JAKARTA, GRESNEWS.COM - Pemerintah hingga kini dinilai belum serius menangani permasalahan masyarakat adat. Pemerintah dinilai seringkali mengabaikan hak ulayat masyarakat dan belum memenuhi amanat UUD 1945.

Sekretaris Jenderal (Sekjen) Aliansi Masyarakat Adat Nusantara (AMAN) Abdon Nababan mengatakan, hampir 70 tahun sejak berlakunya UUD 1945, pemerintah belum menentukan sikap untuk pembelaan hak-hak masyarakat adat. Abdon menegaskan, tolok ukur ketidakhadiran negara dilihat dari belum adanya UU Pelaksanaan khusus bagi masyarakat adat.

"Hak masyarakat adat harus diakui negara. 70 tahun hak itu masih terabaikan. Pembiaran ini menjadi alasan konflik dan perampasan hak ulayat terus berlanjut," kata Abdon dihubungi Gresnews.com, JumĀ“at (17/4).

Abdon menggarisbawahi, kebijakan one map policy kini harus menjadi prioritas pemerintah. Pasalnya, sejauh ini kebijakan one map policy belum dimasukkan dalam administrasi ruang wilayah adat. Abdon menilai, jika kebijakan one map policy tersebut tidak direspons serius pemerintah, maka perampasan dan konflikĀ  ulayat akan terus mengorbankan masyarakat adat.

"Pemerintah harus segera mengintegrasikan peta-peta wilayah adat sesuai yang diberikan AMAN kepada Menteri Kehutanan dan Lingkungan Hidup. Ini sangat penting diberlakukan agar tanah-tanah adat masyarakat dapat terintegrasi dan dijamin negara," ujar Abdon.

Solusinya, Abdon berharap, DPR atau lembaga legislatif segera mendorong RUU Masyarakat Adat. Pihak AMAN berharap, RUU perlu dipercepat proses pembahasannya agar bisa segera disahkan oleh pemerintah tahun 2015 ini.

Abdon mengakui, RUU tersebut sedang diproses DPR statusnya belum rampung 100 persen. Rancangan yang sudah diproses mencapai 80 persen. Salah satu aspek yang masih dikaji yaitu terkait moratorium izin-izin baru. Dimana, secara spesifik menyangkut one map policy izin-izin yang masih tumpang tindih.

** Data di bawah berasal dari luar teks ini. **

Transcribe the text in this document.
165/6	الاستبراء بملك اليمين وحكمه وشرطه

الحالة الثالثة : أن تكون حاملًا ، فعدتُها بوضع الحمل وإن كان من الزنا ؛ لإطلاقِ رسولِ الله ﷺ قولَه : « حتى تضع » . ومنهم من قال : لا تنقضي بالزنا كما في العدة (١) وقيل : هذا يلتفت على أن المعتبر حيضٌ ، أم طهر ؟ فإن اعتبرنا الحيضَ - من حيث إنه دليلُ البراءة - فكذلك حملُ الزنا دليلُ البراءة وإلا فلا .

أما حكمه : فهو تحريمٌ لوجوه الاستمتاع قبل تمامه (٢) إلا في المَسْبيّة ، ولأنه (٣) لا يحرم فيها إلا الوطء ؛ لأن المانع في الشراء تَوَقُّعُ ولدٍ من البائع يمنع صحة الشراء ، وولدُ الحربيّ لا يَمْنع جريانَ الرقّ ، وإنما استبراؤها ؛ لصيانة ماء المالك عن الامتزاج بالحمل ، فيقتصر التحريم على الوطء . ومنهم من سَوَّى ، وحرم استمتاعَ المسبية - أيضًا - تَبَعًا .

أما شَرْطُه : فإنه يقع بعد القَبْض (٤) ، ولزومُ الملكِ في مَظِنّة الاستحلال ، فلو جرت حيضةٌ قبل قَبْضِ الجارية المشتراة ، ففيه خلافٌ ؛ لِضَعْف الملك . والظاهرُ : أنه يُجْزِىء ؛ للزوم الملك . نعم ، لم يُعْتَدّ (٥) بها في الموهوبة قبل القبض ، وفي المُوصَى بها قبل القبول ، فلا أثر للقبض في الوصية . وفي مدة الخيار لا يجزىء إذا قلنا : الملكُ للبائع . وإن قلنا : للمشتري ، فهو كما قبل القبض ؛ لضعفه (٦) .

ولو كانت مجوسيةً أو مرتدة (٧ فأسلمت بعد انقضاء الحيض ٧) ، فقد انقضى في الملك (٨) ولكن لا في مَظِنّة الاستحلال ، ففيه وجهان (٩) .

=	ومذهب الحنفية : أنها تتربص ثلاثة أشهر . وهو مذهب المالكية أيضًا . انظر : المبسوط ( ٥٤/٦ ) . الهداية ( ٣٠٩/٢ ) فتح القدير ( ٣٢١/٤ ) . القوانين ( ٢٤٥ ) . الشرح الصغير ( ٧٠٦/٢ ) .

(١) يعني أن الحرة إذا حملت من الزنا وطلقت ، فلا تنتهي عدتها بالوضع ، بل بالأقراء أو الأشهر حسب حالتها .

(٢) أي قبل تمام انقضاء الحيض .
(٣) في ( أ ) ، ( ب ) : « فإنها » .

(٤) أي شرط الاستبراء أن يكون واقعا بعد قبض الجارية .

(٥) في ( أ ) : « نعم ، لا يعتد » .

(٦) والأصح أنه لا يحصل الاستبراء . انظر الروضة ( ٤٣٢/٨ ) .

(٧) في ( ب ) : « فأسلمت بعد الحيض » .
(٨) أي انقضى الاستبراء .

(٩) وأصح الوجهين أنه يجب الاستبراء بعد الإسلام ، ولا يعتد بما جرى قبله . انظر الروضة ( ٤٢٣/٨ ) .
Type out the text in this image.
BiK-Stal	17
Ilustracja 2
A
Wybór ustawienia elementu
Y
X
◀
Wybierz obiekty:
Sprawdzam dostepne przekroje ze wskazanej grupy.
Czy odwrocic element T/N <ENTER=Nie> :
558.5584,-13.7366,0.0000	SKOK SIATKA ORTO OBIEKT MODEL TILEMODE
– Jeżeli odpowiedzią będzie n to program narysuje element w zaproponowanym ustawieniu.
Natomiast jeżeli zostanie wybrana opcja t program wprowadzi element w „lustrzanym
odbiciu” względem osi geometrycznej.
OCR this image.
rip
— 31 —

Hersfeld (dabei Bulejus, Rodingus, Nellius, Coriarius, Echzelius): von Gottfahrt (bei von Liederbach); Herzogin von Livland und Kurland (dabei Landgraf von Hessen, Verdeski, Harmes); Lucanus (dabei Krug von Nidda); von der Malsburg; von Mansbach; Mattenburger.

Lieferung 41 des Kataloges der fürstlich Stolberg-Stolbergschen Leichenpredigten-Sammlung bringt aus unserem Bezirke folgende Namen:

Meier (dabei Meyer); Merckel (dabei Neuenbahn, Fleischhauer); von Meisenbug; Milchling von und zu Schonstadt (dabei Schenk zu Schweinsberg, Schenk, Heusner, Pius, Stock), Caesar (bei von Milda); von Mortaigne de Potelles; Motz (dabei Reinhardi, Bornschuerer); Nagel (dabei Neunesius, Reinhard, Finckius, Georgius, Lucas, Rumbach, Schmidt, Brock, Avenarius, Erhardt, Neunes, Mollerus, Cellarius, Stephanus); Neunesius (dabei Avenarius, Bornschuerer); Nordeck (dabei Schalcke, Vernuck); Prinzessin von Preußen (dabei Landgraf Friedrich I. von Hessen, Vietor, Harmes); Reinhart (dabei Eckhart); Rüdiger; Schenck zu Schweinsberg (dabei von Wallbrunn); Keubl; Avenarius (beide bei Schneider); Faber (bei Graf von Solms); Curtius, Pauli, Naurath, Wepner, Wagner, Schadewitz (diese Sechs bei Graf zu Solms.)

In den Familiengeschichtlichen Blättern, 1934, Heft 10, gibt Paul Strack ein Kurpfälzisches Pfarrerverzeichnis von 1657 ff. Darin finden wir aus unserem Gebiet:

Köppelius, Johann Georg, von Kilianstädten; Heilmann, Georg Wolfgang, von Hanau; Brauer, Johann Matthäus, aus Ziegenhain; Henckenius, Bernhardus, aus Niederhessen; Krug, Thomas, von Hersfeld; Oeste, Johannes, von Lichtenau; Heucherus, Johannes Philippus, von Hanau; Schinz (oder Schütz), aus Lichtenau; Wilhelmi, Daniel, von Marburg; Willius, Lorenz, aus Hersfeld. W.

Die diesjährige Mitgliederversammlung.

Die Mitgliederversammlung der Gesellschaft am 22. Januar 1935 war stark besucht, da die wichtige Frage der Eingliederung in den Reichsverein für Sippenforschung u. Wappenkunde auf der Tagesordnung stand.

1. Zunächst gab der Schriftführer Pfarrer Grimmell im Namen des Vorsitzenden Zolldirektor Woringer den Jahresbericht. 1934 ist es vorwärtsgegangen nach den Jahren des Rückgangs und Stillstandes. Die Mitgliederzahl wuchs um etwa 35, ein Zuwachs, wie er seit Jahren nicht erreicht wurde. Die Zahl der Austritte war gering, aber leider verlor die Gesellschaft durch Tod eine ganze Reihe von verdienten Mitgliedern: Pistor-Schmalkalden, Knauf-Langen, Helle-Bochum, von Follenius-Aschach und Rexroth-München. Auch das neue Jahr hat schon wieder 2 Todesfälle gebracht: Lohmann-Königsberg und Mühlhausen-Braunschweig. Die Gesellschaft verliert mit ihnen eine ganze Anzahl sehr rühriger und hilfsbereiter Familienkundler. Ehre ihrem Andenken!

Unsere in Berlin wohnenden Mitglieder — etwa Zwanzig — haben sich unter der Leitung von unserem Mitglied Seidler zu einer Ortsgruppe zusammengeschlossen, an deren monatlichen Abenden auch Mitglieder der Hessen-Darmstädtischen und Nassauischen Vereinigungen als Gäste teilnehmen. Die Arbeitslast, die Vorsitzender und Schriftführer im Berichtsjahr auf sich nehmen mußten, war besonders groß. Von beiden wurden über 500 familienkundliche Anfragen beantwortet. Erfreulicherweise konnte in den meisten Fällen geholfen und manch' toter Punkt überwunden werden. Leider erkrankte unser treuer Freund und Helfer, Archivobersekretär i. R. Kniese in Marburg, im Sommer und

Selain itu, masih dikaji juga usulan Aman yang meminta pembentukan Komisi Nasional (Komnas) urusan masyarakat adat yang sifatnya independen dan permanen. AMAN menilai, Komnas tersebut dibentuk karena selama ini koordinasi lintas sektor khususnya menyangkut masyarakat adat masih lemah.

"RUU tersebut tinggal 20 persen lagi dimana yang belum tuntas adalah menyangkut moratorium perizinan baru dan proses pembentukan kelembagaan Komnas masyarakat adat," kata Abdon.

Sebelumnya, Komisi II DPR telah memulai pembahasan tentang RUU Pertanahan. Komisi II optimistis mampu menyelesaikan RUU tersebut pada 2015 ini karena draf tersebut sudah masuk dalam prolegnas 2015.

Wakil Ketua Komisi II DPR Lukman Edy mengatakan, saat ini sejumlah masalah pertanahan di Indonesia diantaranya tumpang tindih kepemilikan lahan yang berpotensi menimbulkan konflik vertikal dan hotizontal. Salah satunya adalah pengakuan atas tanah adat atau ulayat.

"Masyarakat hukum adat wajib diakui oleh negara sehingga perlu ada penguatan, revitalisasi, dan regulasi yang jelas," katanya.